サポートベクトルマシンとは
高い認知性能があり、クラス分類、回帰などの分野で盛んに実用される識別関数であるサポートベクトルマシン (SVM) について話を進めていきます。詳しい解説は例によって Wikipedia 辺りを読んだほうが早いでしょう。
SVM ではモデルパラメータがある凸最適化問題の解として求まるため、局所解があればそれが大域解にもなるという点が大きな特徴として挙げられます。
SVM は疎な解 (sparse solution) を持ち、訓練データの一点だけに対してカーネル関数を計算することで新しい入力データの予測をするアルゴリズムです。機械学習の分野で高い認識性能を誇り、パターン認識や回帰分析などに応用されます。
最大マージン分類
訓練データ点が特徴空間 Φ(x) において線形分離可能である場合に、線形モデルを用いて二値分類問題を解くことを考えます。 SVM においては分類境界はマージンを最大化するものが選ばれます。
線形モデルの式は
y(x) = w^T{\phi}(x)+b
Φ(x) はある固定された特徴空間変換関数、 b をバイアスパラメータとします。 W はあるひと組のパラメータです。
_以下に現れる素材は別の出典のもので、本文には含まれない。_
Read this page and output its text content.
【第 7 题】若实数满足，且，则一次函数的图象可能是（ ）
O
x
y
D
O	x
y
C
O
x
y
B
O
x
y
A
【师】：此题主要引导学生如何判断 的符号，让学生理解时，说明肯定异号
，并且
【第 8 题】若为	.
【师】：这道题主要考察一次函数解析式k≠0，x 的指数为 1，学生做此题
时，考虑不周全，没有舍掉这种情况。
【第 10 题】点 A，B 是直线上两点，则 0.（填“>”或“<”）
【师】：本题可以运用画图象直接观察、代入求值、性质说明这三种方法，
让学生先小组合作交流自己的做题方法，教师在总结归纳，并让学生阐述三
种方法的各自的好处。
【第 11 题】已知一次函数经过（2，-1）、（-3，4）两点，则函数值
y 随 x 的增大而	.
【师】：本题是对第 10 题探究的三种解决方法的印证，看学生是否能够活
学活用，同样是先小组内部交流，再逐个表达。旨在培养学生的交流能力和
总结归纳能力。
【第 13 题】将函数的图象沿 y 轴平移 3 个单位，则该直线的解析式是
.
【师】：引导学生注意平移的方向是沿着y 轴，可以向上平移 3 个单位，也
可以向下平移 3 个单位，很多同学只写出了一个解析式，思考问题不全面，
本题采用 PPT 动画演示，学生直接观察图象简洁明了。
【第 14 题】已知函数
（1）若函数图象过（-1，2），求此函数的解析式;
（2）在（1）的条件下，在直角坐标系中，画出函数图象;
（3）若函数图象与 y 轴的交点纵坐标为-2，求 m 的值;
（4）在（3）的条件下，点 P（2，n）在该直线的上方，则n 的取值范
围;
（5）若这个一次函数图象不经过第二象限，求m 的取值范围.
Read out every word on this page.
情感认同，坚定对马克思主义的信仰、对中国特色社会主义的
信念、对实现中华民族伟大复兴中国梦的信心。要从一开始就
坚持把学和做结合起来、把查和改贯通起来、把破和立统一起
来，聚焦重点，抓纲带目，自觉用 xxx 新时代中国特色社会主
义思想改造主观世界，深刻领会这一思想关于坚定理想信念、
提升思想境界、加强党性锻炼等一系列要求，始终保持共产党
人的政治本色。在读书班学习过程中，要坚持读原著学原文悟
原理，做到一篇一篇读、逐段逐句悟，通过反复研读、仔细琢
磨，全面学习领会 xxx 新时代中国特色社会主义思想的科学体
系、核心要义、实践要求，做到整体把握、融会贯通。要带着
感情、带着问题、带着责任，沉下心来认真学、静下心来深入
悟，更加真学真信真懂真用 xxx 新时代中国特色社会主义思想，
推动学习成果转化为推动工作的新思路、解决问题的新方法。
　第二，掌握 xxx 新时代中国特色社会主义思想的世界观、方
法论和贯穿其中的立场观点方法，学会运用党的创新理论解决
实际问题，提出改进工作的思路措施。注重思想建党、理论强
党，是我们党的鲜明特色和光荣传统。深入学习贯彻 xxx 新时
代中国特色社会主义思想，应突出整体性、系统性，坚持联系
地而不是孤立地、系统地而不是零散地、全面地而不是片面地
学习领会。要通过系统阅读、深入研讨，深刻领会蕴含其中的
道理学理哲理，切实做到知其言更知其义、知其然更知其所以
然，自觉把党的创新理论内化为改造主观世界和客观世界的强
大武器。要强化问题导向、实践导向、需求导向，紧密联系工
超平面 y(x) = 0 から点 x までの距離は |y(x)|/||w|| で与えられます。分類境界から点 Xn までの距離は次式で表されます。
\frac {t_ny(Xn)} {||w||} = \frac {t_n(w^T{\phi}(X_n) + b)} {||w||}
マージンは訓練データと分類境界の最短距離です。マージンを最大化する w と b を求めますので、次の最適化問題を解くことでこれらが得られます。
arg max(w,b) \{\frac {1} {||w||} min(n)[t_n(w^T{\phi}(x_n) + b)] \}
この最適化問題を解くのは複雑なので式を変形します。過程は教科書に譲るとして、結局のところ最適化問題は単に ||w||^-1 を最大化する問題に帰着します。この最大化問題は ||w||^2 を最小化する問題と等価です。
マージンを最大化する解は次式で求まります。
argmax(w,b) \frac {1} {2} ||w||^2 \\
ただし \\
t_n(w^t{\phi}(x_n) + b) {\ge} 1\\
n = 1, ..., N
重なりのあるクラス分布、多クラス SVM といった問題は今は考えないことにします。次回はカーネル関数と実際に分類器を実装して動かす流れを説明します。